In White v. Commonwealth, 79 Va. 611, it is said:

“Probably, in a prosecution alleging, as in this case, a former conviction, and where the statute imposes an increased penalty for each succeeding offense, and when the alleged prior conviction and judgment thereon is held for review on writ of error in the court of last resort, it would be safer and more in consonance with a liberal and just view of the rights of the citizen to hold * * * that pending the alleged former conviction in the appellate tribunal there is wanting that final judicial sentence essential to constitute conviction. In such case it is apparent that, if the judgment of the appellate court snould be one of reversal, nothing would be left as the basis of a second prosecution alleging a former .conviction.

“Quaere — In a prosecution alleging a former conviction do not the words ‘former conviction’ denote ‘final judgment’; and can they be predicated on a suspended judgment?”

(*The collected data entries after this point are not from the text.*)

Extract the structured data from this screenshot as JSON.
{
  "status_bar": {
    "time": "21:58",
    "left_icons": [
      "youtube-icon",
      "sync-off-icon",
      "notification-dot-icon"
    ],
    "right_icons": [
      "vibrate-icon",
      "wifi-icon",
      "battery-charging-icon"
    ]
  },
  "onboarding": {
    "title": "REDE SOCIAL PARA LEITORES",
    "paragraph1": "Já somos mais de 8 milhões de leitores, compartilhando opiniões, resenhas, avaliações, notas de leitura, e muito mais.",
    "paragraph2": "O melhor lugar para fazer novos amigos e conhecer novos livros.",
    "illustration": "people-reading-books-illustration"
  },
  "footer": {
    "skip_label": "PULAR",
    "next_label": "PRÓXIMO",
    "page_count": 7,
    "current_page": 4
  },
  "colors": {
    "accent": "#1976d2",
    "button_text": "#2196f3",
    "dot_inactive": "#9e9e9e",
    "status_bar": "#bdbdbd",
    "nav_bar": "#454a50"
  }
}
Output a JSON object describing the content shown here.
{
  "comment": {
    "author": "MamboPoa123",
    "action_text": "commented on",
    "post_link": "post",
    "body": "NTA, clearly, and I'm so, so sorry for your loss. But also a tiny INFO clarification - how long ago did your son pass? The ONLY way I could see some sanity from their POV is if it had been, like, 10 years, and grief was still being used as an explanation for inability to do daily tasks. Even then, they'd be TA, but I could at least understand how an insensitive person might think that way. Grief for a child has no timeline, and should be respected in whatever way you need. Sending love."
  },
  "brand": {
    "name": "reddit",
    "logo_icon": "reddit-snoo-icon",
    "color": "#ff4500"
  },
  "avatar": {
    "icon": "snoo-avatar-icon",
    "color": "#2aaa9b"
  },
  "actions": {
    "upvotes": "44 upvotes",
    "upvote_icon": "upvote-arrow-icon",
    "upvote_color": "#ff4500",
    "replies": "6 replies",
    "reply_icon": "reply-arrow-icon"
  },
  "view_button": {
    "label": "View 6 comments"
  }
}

The wisdom of the reasoning of the -learned judge writing the opinion in the case of White v. Commonwealth, supra, is well illustrated by the instant case, as the onlv evidence that the state offered to show a former conviction of the defendant was the record of the county court of a case against him, which case was then on appeal to this court and which said case was subsequent to the trial in this case, reversed and dismissed (15 Okla. Cr. 78, 175 Pac. 1106), and therefore, as said in White v. Commonwealth, supra, “nothing was left as the basis of a second prosecution alleging a former conviction,” thus presenting in fact a condition which was suggested by the learned judge in said cited case as might arise, and that therefore it would be safer and more in consonance with a liberal and just view of the rights of the citizen that pending the alleged former conviction in the appellate tribunal there is wanting that final judicial sentence essential to constitute conviction.

In short, the trial court admitted evidence as evidence of a former conviction which this court subsequently held not a legal conviction. 15 Okla. Cr. 78, 174 Pac. 1106.

We are of the opinion that there was no legal evidence of a former conviction of the defendant for a violation of the prohibitory liquor laws, and hence the verdict of the jury was not supported by legal evidence, and that the court committed reversible error in overruling the motion for a new trial. Benson v. State, 10 Okla. Cr. 16, 133 Pac. 271.

On September 28, 1918, after the trial in this case, this court reversed the conviction of the defendant by said county court, the former conviction upon which this prosecution was founded, and dismissed the case. McAlester v. State, 15 Okla. Cr. 78, 174 Pac. 1106. It therefore logically follows that the defendant cannot on another trial be legally convicted of a second violation of the intoxicating liquor laws as charged in the information in this case.

The judgment of the trial court is reversed, and the cause remanded, with instructions to proceed in accordance with the views expressed in this opinion.

DOYLE, P. J., and MATSON, J, concur.